Tedarik zincirinin, sürdürülebilirliğin ekonomik boyutu kapsamında değerlendirilmesi konusunda firmaların yeknesak bir yaklaşım içerisinde olmadıkları görülmektedir. Örneğin yukarıda kısmen değinildiği üzere Arçelik, ürettiği ekonomik değeri tedarikçilerinin de bulunduğu bir paydaş kitlesine ‘dağıttığı’ndan bahsederek, yaptığı ekonomik katkıyı 2007 ve 2008 yılları için rakamsal olarak ifade etmektedir. Benzer şekilde Coca Cola ve Akçansa da tedarikçileri için ‘ekonomik değer yaratmak’tan bahsetmekte ve yerel tedarikçi tercihlerinin altını çizmektedirler. Burada firmaların raporda kurguladıkları retorik sayesinde tedarikçilerine karşılıksız bir ‘ekonomik katkı’ sağladıkları gibi bir izlenim doğmakla birlikte, söz konusu olan bir mal veya hizmet tedarik etmeleri karşılığında karşı tarafa ödenen ‘bedel’dir. Özellikle yukarıda belirtilen yerel tedarikçi tercihleri konusundaki yaklaşım ile bütünleştirildiğinde, Türkiye’de firmaların genel olarak yerel tedarikçi tercihlerini ulusal/yerel ekonomiye verilen önemli bir ‘katkı’ olarak ele alma eğilimi içerisinde oldukları gözlenmektedir.

Tedarikçi tanımı

İncelenen 10 firmanın 8’i tedarikçisini paydaşı olarak tanımlamaktadır (Ek 2). Her ne kadar bazı firmalar paydaşı sadece bir ‘menfaat sahibi’ olarak tanımlasa da, paydaş ve paydaş yönetimi olgularının Türk işgörme anlayışı içerisinde kabul gören kavramlar olmaya başladığını söylemek mümkündür. Diğer taraftan bazı firmaların bu paydaşlık vurgusunun yanı sıra, tedarikçiyi iş ortağı ve işbirlikçi

(17)

olarak görmeleri, yukarıda bahsedilen ekonomik boyut vurgusunu desteklemektedir. Aksa Akrilik ve Coca Cola için ise tedarikçiler, bir adım ötede, bir aile üyesi olarak görülmektedir. Burada en ilginç tanımlardan birinin, Arçelik tarafından yapıldığını söylemek mümkündür. Arçelik için tedarikçiler, paydaş ve iş ortağı olmasının yanı sıra birer ‘kurumsal vatandaş’tır. Türk iş dünyası için nispeten yeni bir kavram olarak ‘kurumsal vatandaşlık’ olgusunun yakın bir gelecekte kullanımının yaygınlaşması beklenebilir. Fakat paydaşlıktan kurumsal vatandaşlığa geçişin gerekleri konusunun, sadece sözel düzeyde kalmaması büyük önem taşımaktadır.

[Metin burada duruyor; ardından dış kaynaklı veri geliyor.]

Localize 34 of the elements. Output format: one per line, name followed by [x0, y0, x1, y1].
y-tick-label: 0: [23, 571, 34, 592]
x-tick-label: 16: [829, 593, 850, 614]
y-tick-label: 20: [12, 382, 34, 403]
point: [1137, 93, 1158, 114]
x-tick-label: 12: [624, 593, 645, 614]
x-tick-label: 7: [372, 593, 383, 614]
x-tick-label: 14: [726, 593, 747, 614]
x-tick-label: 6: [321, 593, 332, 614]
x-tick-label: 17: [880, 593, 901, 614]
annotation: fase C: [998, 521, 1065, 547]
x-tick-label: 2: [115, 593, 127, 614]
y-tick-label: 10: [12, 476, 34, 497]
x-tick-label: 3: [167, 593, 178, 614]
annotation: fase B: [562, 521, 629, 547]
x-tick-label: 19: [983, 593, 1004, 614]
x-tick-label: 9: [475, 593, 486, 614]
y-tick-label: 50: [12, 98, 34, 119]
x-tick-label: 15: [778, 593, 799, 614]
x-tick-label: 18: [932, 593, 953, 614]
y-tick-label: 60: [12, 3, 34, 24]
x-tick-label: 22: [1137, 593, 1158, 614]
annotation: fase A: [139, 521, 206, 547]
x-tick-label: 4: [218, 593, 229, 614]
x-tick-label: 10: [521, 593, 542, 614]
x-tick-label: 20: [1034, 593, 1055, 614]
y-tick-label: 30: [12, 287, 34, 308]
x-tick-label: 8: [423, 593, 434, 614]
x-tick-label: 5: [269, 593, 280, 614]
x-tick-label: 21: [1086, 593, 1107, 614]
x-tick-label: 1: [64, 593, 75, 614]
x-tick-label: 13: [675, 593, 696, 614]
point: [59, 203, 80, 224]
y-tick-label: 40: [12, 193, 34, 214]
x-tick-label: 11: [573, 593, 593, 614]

Amaçlar ve vurgulanan konular

Ek 2’de görüldüğü üzere, firmaların bir kısmının raporlarında doğrudan veya dolaylı olarak TZY’e yönelik bir amaç belirledikleri de görülmektedir. Firmaların bu amaçlarda, tedarik zincirinde işin kalitesini, verimliliğini, performansını artırmayı, çevresel etkisini azaltıp etik boyutu dikkate alan bir ticaret yapma isteklerini belirten, nasıl bir tedarikçiyle (Unilever - ortak misyona ve vizyona sahip olan), niçin (Arçelik - iyileştirilmiş sürdürülebilirlik performansı için) işbirliği kurmayı istediklerini açıklayan hedefler ortaya koydukları görülmektedir. Belirtilen bu hedefler yer yer doğrudan tedarikçilerin geliştirilmesine odaklanmakta iken (Coca Cola - çevre farkındalığını artırmak), yer yer daha uzun vadeli bir ilişki kurmaya yönelik temenniyi dile getirmektedir (Bilim İlaç - güven verici ve süreklilik arz eden bir ilişki kurmak).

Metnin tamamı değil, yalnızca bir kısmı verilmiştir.